Lionheart was no longer a city. It was a graveyard painted in ember and ash. The blaze I’d summoned earlier had devoured entire blocks, leaving behind charred outlines of homes and nothing more than some skeletons scorched into their last moments.
The streets reeked of smoke and scorched fur and flesh, while the ruined cobblestone cracked beneath my boots with each step.
The outer gates had been torn open from both sides. Wolfkin warbands streamed in, howling victoriously as they cut down the last lionkin defenders. The dogkin were close behind them, striking like streaks of death, leaving no soldier standing.
Some lionkin had tried to form defensive lines near homes, desperately guarding their families whom I’d already killed with my fire.
Whether they knew it and were only hoping they somehow lived, or they managed to trick themselves into delusion, I didn’t know. But what mattered is that they all failed in protecting their loved ones. It was all over for them.
I stepped over another charred helmet, feeling Vex shift in my arms, clinging to me even tighter.
And then..
“You’re here!”
I looked up.
Seraphiel.
She ran toward me from a clearing down the ruined boulevard. Her attire was tattered, stained with both her blood and others’, but her beautiful eyes sparkled the moment she saw me. Relief. Joy. Fierce, undeniable affection.
Behind her came the rest of them.
Lucille stood with her axe resting on her shoulder, drenched from head to toe in crimson.
Aurora, by contrast, looked rather clean but utterly exhausted. Her usually flawless strands of hair were matted with sweat, and the dark circles under her eyes looked painted on. But she still grinned when she spotted me, waving weakly with a spark of joy.
Ayame was covered in light wounds, her armor destroyed in many places. She was cleaning her blade with a bloodied cloth, preparing for the next battle already, but the bright sparkles in her eyes told me all I needed to know: she was overjoyed to learn that I was alive.
Kitsara had scratches across her cheek and forehead, her robes tattered, but she was perched casually on the remains of a ruined fountain, scouting the surroundings. The second she saw me, her ears perked, and a giant smile curved onto her delicate lips.
Blossom didn’t wish to give me the chance to observe her features, for she descended on me from the shadows, hugging me from behind as my front was occupied by Miss Hexblade.
“Please heal her,” I said softly to Seraphiel as she reached me.
Sera’s expression instantly shifted to concern. She summoned her staff and said, “Can you sit her down? I’d like to see the wounds to know what spells to cast.”

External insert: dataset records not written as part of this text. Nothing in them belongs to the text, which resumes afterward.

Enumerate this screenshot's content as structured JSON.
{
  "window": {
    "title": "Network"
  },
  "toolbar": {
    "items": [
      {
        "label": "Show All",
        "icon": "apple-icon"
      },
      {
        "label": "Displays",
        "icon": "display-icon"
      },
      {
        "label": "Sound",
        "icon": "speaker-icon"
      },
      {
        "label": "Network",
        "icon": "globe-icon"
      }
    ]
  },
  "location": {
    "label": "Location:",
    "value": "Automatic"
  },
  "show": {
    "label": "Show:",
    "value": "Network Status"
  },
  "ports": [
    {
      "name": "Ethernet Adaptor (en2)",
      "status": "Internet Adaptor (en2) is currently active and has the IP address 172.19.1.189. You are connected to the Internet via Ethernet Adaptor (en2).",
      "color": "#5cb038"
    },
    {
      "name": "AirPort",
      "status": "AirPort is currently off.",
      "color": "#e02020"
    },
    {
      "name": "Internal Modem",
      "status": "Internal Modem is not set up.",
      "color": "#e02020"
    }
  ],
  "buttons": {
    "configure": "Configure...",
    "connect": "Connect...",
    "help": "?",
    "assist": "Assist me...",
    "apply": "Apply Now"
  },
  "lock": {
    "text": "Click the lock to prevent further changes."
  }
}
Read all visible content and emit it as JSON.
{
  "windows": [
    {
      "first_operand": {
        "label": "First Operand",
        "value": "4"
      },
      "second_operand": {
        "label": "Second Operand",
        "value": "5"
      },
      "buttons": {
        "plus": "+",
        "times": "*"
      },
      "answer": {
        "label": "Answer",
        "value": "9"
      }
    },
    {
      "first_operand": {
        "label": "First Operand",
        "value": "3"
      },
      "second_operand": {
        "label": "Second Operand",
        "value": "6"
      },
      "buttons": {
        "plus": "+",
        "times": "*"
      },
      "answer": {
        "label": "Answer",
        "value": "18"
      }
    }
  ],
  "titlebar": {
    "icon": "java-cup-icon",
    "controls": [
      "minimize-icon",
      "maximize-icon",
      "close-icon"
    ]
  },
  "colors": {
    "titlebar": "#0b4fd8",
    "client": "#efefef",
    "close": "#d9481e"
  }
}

“N-No…!” Vex whined, pulling herself further into my chest, burying her face in my collarbone as if worried Seraphiel was about to hurt her. “Heal me like this… I don’t wanna leave!”
I blinked, half stunned at the plea, half amused.
“Since when have you decided you’d become so damned adorable, hmm?” I asked with a grin.
She didn’t answer, just let out a little whimper and curled her fingers into the fabric over my heart.
Seraphiel giggled for a second before raising her staff toward the injured woman. “As you wish, Lady Vex… I’ll just cast a few spells and see if they help…”
Holy light bathed Vex’s body, pouring into her like a tide of warmth and life. Her breathing slowed. Her wounds stopped bleeding. Color returned to her cheeks in full.
The others gathered around, forming a protective ring, aware that not all of the enemies had been slain just yet.
It didn’t even take more than a minute before two figures emerged from the smoke of the ruined buildings, unhurried. Unbothered.
Black Fang and Orianna.
Neither said a word.
They walked straight toward us with emotionless faces as if they were out on a casual stroll, ignoring the chaos unraveling all around them.